Macaca-caranguejeira, como as utilizadas no estudo de Juan Carlos Izpisúa, ao lado do filhote

O alongamento do período fértil das mulheres através da intervenção tecnológica (leia sobre as recentes descobertas aqui) é um exemplo clássico do “modelo de punch” (Punch Theory) do antropólogo americano Peter Reynolds eternizado por Robbie em “Birth as an American Rite of Passage”.
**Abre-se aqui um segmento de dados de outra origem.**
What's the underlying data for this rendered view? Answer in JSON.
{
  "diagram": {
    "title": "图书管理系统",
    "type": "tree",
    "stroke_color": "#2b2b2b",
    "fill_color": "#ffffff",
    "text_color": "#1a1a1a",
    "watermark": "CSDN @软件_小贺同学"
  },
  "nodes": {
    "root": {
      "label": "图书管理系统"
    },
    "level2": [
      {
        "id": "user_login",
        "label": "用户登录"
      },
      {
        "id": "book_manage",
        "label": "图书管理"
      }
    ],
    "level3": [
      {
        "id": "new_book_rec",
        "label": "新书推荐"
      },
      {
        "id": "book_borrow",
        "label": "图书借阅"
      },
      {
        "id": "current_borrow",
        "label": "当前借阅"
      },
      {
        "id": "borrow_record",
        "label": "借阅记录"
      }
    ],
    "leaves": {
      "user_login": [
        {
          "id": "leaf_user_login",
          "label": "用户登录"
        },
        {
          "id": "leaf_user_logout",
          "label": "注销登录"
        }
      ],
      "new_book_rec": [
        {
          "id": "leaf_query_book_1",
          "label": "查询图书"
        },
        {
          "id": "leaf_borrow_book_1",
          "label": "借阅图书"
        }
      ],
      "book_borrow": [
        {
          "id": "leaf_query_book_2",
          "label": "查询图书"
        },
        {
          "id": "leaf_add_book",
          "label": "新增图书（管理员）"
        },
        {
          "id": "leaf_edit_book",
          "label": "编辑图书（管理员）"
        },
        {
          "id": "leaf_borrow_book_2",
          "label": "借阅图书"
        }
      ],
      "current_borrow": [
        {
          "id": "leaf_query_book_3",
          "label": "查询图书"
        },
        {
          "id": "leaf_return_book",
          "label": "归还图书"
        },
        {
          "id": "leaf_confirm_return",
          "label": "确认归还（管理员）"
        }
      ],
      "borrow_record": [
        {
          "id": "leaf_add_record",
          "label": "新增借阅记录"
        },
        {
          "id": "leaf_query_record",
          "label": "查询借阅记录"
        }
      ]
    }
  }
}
O modelo capitalista determina o retardo da gravidez no mundo contemporâneo, fazendo com que a primeira (em geral a única) gestação ocorra perto do fechamento da janela fisiológica de fertilidade, no início da 5a década. Assim, ao invés de questionarmos os mecanismos sociais que retardam a maternidade – em suma o capitalismo em sua expressão social – criamos novos recursos tecnológicos para “consertar” o desequilíbrio criado por um estilo de vida que agride nossa programação paleolítica.

Evidentemente a criação de soluções para gestações após a época naturalmente determinada pelo processo adaptativo produzirá suas próprias consequências – o desaparecimento do suporte das avós jovens sendo apenas a mais óbvia – mas estas serão igualmente abordadas por outras intervenções tecnológicas, e assim sucessivamente.

O progresso científico é sempre enganoso. O que nos oferece é sempre fulgurante, mas o que nos retira fica ofuscado, as vezes por um tempo tal que impede qualquer retorno. Como… smartphones.